Pourquoi une telle inefficacité qui oblige ceux qui vendent la Ligue des talent à contorsionner le dictionnaire pour trouver la formule qui fera oublier la pauvreté du jeu? Toute l’expérience de Canal ne peut suffire quand une équipe cadre moins de 25% de ses frappes comme face à Lens ou Lorient et que celles-ci se comptent sur les dix doigts.

Comment expliquer timidité et maladresses ? On veut bien parler de confiance, mais ce ne sont pas des méninges tourmentées qui font que Khazri dynamique à Rennes se pare en fantôme face à Reims, que Boudebouz se perde à Bonal, que Cisse s’emmêle les pinceaux pour de vilaines toiles après avoir offert de belles couleurs pour ses débuts, que Bouanga manque un but dont Gérard Simonian qui a fait toutes les campagnes des vrais Verts aurait affirmé que sa grand-mère l’aurait marqué. On n’a jamais vérifié, mais ce qu’on sait, c’est que le fils Modeste tarde à trouver le chemin des filets promis à sa signature, au point que le site du club met en avant sa réussite dans une opposition avec la réserve !

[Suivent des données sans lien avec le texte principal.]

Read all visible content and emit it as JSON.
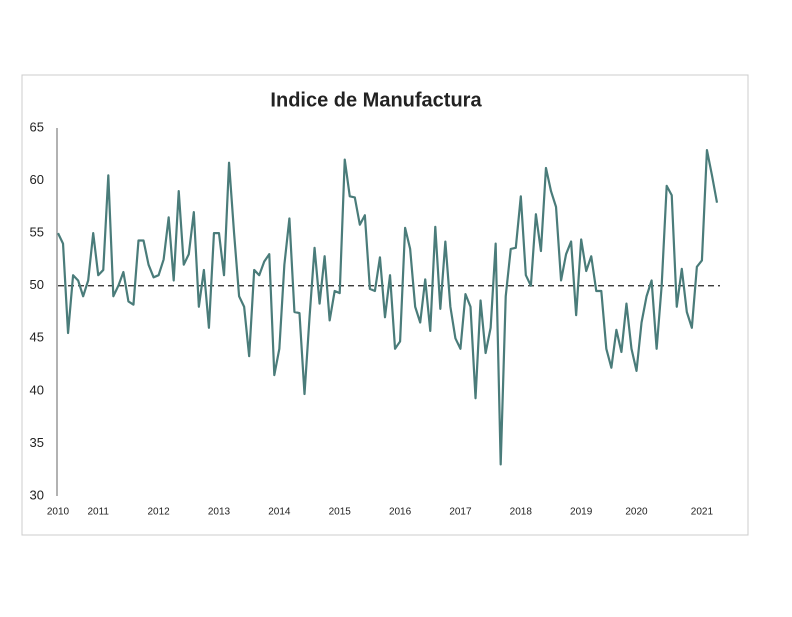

Ne doit-on pas plutôt s’interroger sur le manque de vitesse, de vivacité, de ce dixième de seconde qui permet de démarrer dans le dos de son adversaire, de faire le bon appel de bénéficier de quelques décimètres pour négocier un contrôle, lever la tête et voir la meilleure solution de passe, de centre ou de frappe? Puel doit avoir des doutes lui qui avait donné trois jours de repos, avant Lorient «Il fallait qu’on souffle, qu’on se régénère, dans les têtes et physiquement ».  La reprise de l’entraînement avait été « intense et de qualité » selon lui. La suite le fut moins en match et cette coupure n’a pas redonné des jambes.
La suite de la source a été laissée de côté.